Rep. Barbara Lee, the California Democrat whose home town of Oakland has “blocks and blocks of vacant homes,” says it’s high time to revive that “war on poverty” that Lyndon Johnson declared 50 years ago.
And in the pursuit of economic equality, the congresswoman says, there’s little point in talking about “race-neutral” policies.
“In America, you can’t be race-neutral,” Lee said at a BGov breakfast at Bloomberg’s Washington Bureau today. “This is not a post-racial era.”
In some communities, she said, unemployment may be 5 percent. In many black communities, it runs to 15 percent.
After five years of economic recovery from the worst recession since the Great Depression and the winding down of two foreign wars, Lee sees the Obama administration now focusing on matters of income equality ranging from the minimum wage to unemployment insurance.
Tallying the count of Johnson’s anti-poverty programs, “it was really a very powerful agenda that he announced,” she said. “Fast-forward to today, I think the Obama administration has… helped us preserve what has worked… in playing defense against the Congress, the Tea Part.”

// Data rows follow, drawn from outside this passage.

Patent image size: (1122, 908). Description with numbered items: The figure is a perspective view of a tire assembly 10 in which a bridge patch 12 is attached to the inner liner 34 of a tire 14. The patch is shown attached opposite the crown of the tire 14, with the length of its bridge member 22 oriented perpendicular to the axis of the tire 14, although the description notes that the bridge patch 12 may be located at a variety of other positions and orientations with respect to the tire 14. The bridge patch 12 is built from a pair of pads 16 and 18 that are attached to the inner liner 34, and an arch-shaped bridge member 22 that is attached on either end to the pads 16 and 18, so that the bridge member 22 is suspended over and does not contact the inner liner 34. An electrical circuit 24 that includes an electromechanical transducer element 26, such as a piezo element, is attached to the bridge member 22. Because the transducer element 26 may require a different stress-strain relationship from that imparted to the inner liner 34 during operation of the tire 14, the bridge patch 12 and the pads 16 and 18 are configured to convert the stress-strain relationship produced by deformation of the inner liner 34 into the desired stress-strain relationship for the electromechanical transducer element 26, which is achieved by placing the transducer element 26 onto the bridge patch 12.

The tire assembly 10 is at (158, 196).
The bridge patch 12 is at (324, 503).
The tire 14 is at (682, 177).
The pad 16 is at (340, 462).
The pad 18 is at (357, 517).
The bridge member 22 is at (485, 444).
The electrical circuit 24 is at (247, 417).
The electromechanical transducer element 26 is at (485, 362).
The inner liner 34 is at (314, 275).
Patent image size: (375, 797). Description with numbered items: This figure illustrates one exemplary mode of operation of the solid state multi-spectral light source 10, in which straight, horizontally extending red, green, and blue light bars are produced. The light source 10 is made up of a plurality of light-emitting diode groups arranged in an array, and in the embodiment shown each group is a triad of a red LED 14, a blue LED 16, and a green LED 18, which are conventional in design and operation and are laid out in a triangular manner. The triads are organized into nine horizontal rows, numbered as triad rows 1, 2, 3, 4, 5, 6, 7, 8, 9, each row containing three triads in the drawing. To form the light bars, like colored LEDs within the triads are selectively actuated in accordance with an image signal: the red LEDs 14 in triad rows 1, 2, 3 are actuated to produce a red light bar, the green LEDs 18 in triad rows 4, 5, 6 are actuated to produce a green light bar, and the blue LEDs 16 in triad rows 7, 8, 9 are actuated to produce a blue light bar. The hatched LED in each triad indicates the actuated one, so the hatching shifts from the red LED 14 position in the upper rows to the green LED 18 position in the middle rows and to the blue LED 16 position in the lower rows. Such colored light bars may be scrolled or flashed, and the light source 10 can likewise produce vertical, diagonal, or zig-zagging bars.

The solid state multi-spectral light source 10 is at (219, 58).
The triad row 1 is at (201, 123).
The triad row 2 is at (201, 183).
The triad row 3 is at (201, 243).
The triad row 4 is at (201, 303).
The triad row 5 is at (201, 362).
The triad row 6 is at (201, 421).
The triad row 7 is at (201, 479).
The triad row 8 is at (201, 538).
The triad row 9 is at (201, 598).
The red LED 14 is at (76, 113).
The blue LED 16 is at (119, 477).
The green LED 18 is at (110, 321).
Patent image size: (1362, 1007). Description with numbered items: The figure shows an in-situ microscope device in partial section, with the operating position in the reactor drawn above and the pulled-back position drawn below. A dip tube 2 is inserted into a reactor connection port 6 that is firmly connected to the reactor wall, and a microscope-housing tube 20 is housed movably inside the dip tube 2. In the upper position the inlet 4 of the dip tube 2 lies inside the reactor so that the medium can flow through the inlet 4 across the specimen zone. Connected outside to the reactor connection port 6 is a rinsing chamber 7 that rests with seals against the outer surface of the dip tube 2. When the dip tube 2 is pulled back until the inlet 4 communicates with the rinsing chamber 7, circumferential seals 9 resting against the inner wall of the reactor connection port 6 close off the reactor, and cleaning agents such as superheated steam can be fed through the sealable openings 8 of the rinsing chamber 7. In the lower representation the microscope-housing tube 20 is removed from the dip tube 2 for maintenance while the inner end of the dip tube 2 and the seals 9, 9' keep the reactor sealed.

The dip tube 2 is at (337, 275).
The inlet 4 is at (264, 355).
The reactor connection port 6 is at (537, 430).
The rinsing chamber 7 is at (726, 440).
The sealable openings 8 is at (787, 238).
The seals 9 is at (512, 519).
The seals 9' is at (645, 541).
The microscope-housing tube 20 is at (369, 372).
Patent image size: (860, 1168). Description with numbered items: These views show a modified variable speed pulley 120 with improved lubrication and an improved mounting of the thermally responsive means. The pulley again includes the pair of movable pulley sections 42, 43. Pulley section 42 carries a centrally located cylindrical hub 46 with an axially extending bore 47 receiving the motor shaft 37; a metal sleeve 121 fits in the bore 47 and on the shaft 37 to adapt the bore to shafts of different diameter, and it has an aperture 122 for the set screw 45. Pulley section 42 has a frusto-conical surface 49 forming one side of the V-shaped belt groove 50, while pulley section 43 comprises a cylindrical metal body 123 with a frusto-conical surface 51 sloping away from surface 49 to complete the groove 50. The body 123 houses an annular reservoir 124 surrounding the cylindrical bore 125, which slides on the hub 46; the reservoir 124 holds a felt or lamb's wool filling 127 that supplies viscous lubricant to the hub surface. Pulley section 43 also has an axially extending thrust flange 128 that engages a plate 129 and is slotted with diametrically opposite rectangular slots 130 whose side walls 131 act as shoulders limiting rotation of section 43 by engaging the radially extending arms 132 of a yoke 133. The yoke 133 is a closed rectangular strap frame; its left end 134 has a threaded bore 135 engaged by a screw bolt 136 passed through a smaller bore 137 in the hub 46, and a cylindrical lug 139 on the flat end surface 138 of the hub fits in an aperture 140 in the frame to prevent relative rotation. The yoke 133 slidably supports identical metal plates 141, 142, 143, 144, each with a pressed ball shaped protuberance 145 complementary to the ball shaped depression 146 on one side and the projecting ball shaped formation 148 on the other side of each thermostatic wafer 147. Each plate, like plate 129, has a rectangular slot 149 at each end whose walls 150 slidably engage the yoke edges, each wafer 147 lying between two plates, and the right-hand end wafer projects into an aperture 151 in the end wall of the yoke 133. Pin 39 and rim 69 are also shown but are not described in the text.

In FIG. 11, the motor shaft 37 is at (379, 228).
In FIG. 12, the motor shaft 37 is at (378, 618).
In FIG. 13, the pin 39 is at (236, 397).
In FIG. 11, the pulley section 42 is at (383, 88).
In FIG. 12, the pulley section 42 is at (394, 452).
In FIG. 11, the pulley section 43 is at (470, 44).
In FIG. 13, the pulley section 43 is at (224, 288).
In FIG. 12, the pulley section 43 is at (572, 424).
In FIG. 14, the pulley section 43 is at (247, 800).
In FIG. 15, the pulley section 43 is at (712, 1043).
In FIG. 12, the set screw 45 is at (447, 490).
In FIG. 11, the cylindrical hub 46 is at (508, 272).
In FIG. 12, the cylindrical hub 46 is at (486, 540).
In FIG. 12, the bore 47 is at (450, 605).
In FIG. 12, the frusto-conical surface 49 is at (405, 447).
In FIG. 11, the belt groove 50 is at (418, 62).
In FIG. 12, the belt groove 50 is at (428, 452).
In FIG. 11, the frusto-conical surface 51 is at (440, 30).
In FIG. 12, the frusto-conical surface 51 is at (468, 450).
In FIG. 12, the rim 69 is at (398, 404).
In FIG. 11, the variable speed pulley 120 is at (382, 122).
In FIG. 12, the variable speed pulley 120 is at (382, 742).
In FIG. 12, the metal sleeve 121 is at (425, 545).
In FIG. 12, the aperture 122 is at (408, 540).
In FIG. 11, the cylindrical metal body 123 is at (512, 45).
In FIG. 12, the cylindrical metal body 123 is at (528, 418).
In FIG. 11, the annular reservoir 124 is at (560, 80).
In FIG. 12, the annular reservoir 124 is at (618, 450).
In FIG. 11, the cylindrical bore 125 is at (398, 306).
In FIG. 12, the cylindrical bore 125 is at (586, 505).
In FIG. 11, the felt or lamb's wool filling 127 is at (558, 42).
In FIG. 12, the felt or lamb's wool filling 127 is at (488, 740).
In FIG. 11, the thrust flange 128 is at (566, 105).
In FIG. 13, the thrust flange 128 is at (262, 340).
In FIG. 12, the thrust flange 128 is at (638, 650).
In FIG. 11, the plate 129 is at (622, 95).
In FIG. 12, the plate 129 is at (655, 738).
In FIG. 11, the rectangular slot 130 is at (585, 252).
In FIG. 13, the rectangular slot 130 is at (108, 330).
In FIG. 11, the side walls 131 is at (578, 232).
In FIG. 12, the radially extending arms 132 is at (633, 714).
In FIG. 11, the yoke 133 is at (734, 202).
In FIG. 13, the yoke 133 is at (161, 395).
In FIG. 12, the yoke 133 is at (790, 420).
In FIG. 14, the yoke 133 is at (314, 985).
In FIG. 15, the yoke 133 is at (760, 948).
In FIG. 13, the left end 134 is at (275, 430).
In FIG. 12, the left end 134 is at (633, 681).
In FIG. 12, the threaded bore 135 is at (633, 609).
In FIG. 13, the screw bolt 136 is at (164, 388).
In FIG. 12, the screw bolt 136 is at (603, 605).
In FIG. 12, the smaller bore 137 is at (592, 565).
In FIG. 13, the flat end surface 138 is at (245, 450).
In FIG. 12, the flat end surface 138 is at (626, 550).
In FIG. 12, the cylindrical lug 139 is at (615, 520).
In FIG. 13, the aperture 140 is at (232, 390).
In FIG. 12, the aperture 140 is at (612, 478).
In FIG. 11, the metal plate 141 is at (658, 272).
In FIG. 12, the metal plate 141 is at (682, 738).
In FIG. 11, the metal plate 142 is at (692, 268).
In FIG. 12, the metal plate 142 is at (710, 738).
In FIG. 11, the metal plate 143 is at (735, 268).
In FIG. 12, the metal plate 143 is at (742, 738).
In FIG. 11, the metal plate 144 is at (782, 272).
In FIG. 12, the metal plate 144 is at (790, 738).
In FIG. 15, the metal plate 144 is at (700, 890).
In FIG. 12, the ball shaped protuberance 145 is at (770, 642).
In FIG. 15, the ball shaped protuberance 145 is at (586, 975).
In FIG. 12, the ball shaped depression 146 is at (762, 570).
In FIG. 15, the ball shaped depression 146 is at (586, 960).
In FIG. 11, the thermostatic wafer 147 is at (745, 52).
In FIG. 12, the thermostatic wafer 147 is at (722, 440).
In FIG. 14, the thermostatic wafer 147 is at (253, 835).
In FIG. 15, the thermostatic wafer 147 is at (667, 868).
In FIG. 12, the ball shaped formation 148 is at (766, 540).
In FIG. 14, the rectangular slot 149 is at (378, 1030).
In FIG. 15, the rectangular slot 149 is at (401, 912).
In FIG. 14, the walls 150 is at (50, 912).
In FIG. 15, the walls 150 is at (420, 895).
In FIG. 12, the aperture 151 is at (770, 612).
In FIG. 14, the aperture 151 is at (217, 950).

“Given the political realities, this administration has done quite well,” Lee said. “Can they do more? Yes.”
The administration has spent a lot of time and effort “trying to dig out” of the recession, “trying to stop the bleeding.”
“He handled the big stuff immediately, which he should have,” she said. Now, she said, people are “waking up” to the fact that there are working Americans who require food stamps to survive. “All this is just coming together now,” she said. “The understanding of those living on the edge needs to be looked at.”
Asked about the Obama White House’s liaison with members of Congress, particularly her own party’s members, Lee allowed that “it was a lot different” when she first arrived in Washington, at the end of President Bill Clinton’s terms. Democrats were over at the White House weekly, she said.
“I call them every day about something,” Lee said with a laugh. “I’m not waiting for them to call me.”
Asked about Obama’s passion for his agenda, she said, “with or without passion, they’re pushing.”
Much remains to be done, she allows. For all the deadlock over a bill extending unemployment benefits for more than 1 million of the long-term unemployed, a number growing each week, she says: “It can’t be dead.
“In this business, you have to be optimistic,” Lee says. “Otherwise, why be here?”